22.4.4 Part 4: Case Study Challenge (15 minutes)
Break into mixed groups (each group should have at least one representative from each paper). Your challenge:
Design a variant calling benchmark for a non-model insect species with the following constraints:
- No high-quality reference panel (like Genome in a Bottle) exists.
- You have 30× coverage Illumina short reads from 10 individuals.
- Your goal is to identify population-level SNPs for a GWAS study.
Discuss and sketch answers to:
- Which variant caller(s) would you use, and why?
- How would you validate your calls without a truth set?
- What filtering strategy would you adopt?
- Would you use an ensemble approach? Why or why not?
Be prepared to share one key insight from your group during wrap-up.
22.4.5 Part 5: Wrap-Up and Reflection (5 minutes)
Class discussion:
- Which study provided the most actionable recommendations?
- What gaps remain in current benchmarking literature? (e.g., underrepresented organisms, low-coverage data, structural variants)
- If you were designing a variant calling pipeline for your own research, what is the one takeaway from today that will influence your decision?
22.5 Deliverable and Grading
Your Lab 8 grade is based on attendance and active participation. To receive credit, you must:
- Attend the full lab session and actively participate in all four parts of the activity.
- Photograph and upload the completed Paper Summary Table (from your small group in Part 1) and the Cross-Study Synthesis Table (from the whole-class discussion in Part 3) to Canvas before leaving lab.
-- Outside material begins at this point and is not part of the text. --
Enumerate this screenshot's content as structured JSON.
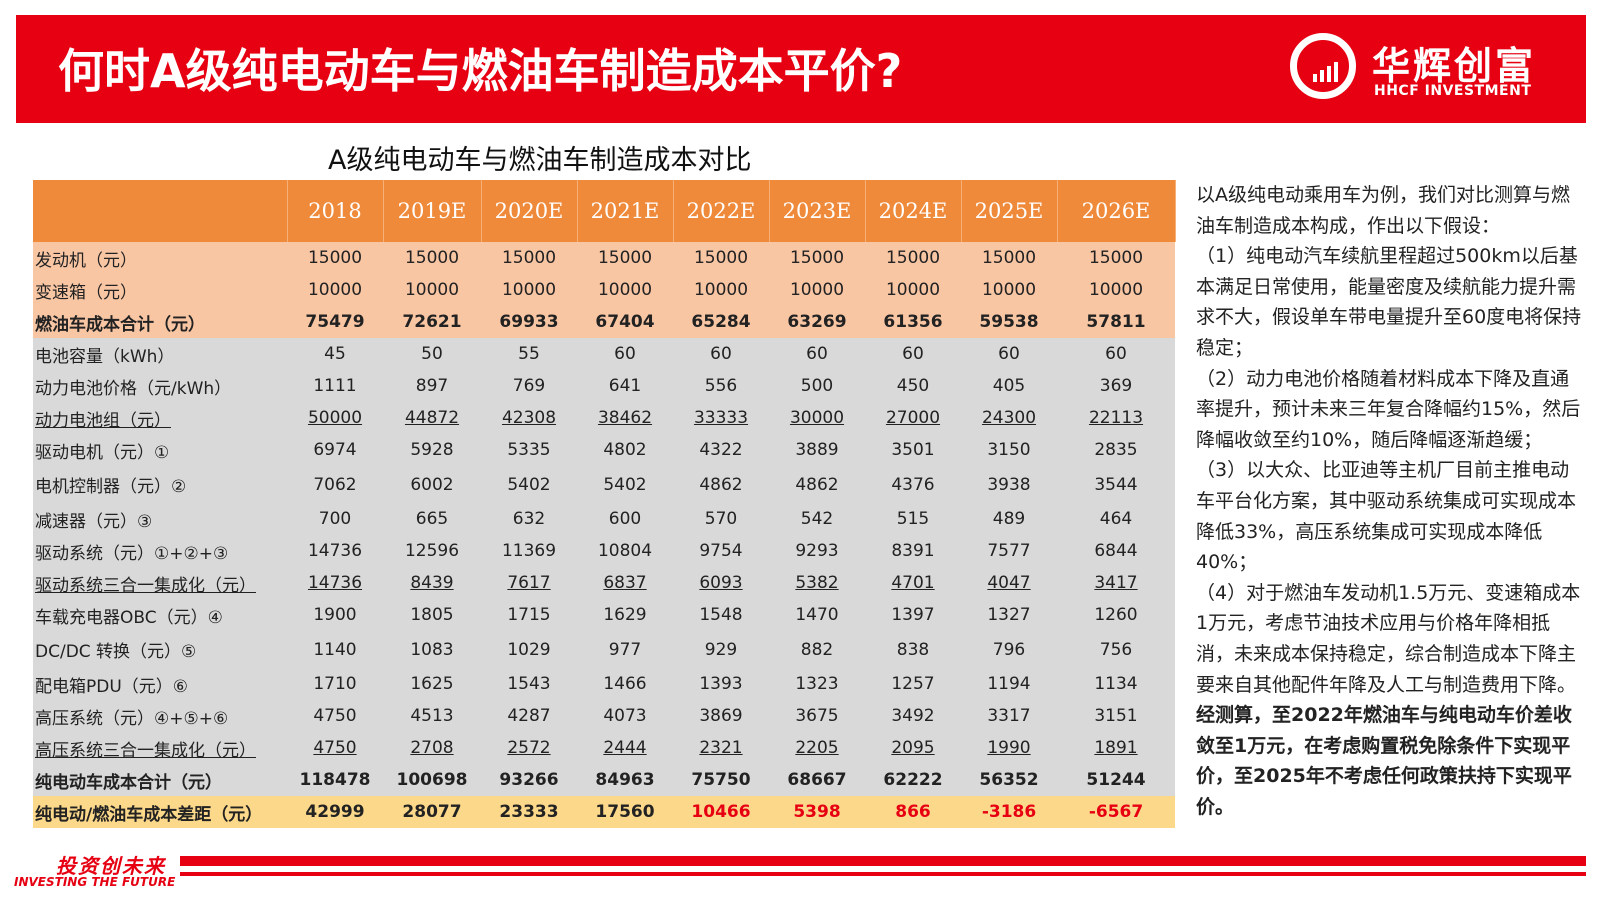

- Case study challenge: briefly write up your tables design for the case study challenge and upload it to Canvas before leaving lab.
- Take clear, legible photos of both tables (or a single photo if they fit on one board/page).
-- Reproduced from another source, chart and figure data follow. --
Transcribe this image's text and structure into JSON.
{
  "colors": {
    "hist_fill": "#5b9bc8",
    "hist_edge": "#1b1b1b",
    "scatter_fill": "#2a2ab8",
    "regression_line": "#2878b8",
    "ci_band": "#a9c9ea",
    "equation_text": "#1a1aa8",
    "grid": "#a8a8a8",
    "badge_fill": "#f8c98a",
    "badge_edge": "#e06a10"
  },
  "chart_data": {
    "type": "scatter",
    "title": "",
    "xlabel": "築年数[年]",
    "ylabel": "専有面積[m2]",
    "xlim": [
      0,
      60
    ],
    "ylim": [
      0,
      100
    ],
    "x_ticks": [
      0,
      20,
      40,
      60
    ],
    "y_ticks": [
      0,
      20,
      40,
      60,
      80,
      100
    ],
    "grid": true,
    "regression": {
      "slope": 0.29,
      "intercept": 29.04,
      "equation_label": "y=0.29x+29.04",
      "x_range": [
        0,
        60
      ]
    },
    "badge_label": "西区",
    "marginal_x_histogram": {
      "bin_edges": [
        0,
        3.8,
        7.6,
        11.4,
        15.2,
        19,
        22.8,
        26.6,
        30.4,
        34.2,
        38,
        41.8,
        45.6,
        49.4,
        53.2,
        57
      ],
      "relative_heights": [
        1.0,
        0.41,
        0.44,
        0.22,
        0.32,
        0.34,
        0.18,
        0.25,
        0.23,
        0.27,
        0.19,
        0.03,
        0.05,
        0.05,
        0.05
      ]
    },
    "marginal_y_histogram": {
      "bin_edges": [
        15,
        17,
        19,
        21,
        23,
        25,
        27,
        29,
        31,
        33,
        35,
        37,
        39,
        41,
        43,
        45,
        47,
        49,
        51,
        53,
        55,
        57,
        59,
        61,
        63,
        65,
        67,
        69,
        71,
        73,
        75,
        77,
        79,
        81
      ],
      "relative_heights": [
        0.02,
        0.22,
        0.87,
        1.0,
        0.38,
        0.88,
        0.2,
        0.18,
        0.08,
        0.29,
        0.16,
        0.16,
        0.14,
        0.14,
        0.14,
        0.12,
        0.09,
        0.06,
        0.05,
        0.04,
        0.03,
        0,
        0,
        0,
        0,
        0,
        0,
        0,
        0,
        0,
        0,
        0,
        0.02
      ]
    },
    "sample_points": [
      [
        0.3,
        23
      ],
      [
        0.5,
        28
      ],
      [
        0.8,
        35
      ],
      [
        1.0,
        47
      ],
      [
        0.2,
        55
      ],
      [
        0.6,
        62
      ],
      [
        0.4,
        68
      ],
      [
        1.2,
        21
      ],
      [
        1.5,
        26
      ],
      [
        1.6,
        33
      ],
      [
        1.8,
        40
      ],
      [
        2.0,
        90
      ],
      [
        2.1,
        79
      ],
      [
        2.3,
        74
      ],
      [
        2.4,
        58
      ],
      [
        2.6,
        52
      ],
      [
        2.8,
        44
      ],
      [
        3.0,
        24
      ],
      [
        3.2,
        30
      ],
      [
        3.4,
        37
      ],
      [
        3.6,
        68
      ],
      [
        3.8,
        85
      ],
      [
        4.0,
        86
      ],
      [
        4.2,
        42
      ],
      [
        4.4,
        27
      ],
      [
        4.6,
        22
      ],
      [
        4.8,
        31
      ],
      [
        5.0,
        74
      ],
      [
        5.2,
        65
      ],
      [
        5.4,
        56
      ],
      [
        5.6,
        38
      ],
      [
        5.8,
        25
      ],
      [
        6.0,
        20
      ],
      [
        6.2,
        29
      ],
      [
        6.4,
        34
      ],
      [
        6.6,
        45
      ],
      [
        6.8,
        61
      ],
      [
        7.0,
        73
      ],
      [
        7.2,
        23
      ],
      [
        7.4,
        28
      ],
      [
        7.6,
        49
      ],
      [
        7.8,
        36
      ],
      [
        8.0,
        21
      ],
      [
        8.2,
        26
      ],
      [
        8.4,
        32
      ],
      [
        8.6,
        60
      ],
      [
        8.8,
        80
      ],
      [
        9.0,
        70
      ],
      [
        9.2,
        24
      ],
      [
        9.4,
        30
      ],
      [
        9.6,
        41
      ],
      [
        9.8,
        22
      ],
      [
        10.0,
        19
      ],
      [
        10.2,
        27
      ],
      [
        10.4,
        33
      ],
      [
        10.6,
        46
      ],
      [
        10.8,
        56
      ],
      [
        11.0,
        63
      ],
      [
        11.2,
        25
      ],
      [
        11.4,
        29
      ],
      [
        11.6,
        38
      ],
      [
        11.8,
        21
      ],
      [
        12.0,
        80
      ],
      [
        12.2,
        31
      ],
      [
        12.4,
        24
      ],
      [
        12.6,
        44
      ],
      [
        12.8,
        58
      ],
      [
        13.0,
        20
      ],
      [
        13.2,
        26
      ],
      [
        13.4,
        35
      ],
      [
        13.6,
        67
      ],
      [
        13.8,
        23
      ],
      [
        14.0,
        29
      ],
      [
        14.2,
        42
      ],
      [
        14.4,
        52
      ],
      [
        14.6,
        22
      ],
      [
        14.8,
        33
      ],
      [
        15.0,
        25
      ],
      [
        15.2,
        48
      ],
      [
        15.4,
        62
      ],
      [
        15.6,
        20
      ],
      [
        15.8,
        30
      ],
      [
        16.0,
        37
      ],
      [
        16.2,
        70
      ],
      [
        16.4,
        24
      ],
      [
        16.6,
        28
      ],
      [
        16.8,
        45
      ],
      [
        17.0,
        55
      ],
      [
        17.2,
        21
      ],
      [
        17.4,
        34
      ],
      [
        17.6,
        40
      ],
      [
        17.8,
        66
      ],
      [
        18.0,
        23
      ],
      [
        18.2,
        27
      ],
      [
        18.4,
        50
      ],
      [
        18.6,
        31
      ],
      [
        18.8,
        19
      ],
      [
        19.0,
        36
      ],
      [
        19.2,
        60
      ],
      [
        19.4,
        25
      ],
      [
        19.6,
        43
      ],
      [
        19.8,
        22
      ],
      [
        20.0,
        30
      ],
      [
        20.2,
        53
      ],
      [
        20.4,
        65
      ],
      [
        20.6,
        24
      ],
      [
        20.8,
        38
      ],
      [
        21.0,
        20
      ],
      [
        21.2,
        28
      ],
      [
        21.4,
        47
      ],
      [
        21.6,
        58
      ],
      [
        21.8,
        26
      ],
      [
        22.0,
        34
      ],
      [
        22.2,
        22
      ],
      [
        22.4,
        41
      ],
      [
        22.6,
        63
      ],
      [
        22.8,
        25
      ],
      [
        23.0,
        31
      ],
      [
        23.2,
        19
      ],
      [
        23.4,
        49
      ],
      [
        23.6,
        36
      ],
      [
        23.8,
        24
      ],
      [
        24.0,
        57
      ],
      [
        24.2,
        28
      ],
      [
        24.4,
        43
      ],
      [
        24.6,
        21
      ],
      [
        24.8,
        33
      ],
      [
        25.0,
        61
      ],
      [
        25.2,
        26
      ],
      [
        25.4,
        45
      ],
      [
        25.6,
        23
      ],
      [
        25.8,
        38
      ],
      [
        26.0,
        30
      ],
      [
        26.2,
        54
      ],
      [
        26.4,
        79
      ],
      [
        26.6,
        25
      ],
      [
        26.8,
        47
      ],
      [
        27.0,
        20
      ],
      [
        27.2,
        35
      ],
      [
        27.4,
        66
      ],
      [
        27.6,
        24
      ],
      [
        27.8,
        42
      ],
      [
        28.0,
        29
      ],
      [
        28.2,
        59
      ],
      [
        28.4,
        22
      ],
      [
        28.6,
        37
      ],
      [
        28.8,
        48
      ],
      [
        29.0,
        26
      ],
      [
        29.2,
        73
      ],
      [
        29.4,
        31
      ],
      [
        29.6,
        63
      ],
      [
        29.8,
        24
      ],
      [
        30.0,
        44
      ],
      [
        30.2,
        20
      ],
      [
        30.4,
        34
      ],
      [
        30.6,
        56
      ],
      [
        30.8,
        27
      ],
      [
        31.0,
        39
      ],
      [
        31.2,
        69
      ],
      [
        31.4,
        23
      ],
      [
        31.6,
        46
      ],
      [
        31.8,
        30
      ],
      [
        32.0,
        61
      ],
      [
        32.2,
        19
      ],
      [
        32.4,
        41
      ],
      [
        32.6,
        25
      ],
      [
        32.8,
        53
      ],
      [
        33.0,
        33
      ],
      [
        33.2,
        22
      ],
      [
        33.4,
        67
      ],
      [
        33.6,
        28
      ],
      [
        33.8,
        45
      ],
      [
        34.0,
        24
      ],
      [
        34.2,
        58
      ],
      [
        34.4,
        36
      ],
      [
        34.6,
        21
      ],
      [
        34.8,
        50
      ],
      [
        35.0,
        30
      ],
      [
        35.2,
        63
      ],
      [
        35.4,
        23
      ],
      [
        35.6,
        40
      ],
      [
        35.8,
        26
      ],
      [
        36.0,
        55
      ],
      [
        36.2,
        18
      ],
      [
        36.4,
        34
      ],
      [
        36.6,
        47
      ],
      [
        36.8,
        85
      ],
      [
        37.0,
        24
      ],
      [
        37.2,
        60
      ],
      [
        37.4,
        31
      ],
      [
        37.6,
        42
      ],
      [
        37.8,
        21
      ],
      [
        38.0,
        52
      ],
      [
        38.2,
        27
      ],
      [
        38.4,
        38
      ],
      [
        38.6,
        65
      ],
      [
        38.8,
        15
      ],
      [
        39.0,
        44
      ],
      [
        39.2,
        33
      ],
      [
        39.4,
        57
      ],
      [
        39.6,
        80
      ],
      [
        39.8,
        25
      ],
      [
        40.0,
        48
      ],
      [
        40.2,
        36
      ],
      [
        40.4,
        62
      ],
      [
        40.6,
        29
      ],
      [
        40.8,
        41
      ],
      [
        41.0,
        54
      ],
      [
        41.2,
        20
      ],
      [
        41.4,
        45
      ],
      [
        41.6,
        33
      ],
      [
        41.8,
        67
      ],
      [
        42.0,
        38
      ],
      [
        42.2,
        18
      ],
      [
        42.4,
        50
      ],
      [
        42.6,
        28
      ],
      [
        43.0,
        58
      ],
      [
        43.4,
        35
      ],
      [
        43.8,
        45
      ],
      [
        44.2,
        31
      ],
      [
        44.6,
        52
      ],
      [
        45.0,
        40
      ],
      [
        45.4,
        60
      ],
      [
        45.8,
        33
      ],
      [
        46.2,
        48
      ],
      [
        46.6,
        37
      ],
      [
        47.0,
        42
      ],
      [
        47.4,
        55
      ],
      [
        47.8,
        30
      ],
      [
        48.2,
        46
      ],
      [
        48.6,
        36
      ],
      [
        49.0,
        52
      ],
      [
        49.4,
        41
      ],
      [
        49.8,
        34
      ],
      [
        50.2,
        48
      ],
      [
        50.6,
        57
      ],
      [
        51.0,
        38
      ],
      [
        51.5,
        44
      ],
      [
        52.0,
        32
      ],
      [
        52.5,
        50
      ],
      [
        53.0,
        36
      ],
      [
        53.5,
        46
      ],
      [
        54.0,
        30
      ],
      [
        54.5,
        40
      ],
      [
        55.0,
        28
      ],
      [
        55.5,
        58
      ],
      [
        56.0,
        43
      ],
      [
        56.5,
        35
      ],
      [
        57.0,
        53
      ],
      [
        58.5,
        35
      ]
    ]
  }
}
- Upload to Canvas under “Lab 8 Submission” before the end of the lab period.
- If working digitally, you may submit a shared Google Doc or screenshot instead.
- All group members must submit their own photo/screenshot, even if the content is identical—this confirms individual attendance.
- AI can be used to help with the initial paper summary and parsing of information, but the tables and case study design should be based on what you and your group generated during class without the use of generative AI.